Or, I wonder where things could have gone so wrong?
By Brad Friedman on 4/30/2004, 2:54pm PT  

As today's mini-flap rages on concerning the tribute to "The Fallen in Iraq" on tonight's Nightline where Ted Koppel will read the names and show the pictures of those killed in combat, it seems our own Deputy Defense Secretary , Paul Wolfowitz, a major architect for the brilliant plan to go to war in Iraq, should perhaps tune in. With a calculator!

According to AP, when asked yesterday how many troops have died in Iraq at a House Sub-committee hearing , Wolfowitz' estimate was some 200 American servicemen short:

"It's approximately 500, of which I can get the exact numbers approximately 350 are combat deaths," he responded.

The actual number, as of Thursday, was 724 total dead with 522 of them killed in combat according to documentation on the Defense Department's own website. As of this morning, twenty-four hours later, the numbers are 732 and 530 respectively according to their website documentation.

In the meantime, despite a highly critical letter to them from War Supporter, Veteran, Prisoner of War and Republican Senator John McCain, the Sinclair Broadcast Group is refusing to carry tonight's Nightline show on their 8 owned ABC affiliate stations across the country.

UPDATED INFO SINCE POSTING THE ABOVE: Despite Sinclair CEO David Smith's claims that they would not run the broadcast because Nightline is "doing nothing more than making a political statement," it's worth noting that Sinclair has so far donated well over $100,000 in hard and soft money to Republican Candidates and $0 to Democrats since 2000.

As well, the Conservative website Newsmax.com reports the following in a January article titled "Sinclair, The Next Fox, 'Fair and Balanced'" about Sinclair's National News program distributed to the stations they own:

As [Sinclair Vice-President Mark] Hyman puts it, "The left's real beef is who controls the microphone.
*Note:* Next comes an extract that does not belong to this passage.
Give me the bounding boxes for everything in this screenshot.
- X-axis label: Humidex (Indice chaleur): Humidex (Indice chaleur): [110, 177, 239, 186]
We're not liberal. We're not providing a slanted view. And that's what really angers them."

Sinclair CEO David Smith echoed that sentiment, telling the Washington Post that his aim is to offer a "fair and balanced" news program, something missing on the major network news programs.

"Our objective is to tell the story in the most truthful and honest way possible," he said, adding, "There will be no spin."

As mentioned, tonight's Nightline will do nothing more than read the names and show the pictures of those American's killed in action in Iraq. Perhaps it's the lack of spin that bothers Sinclair.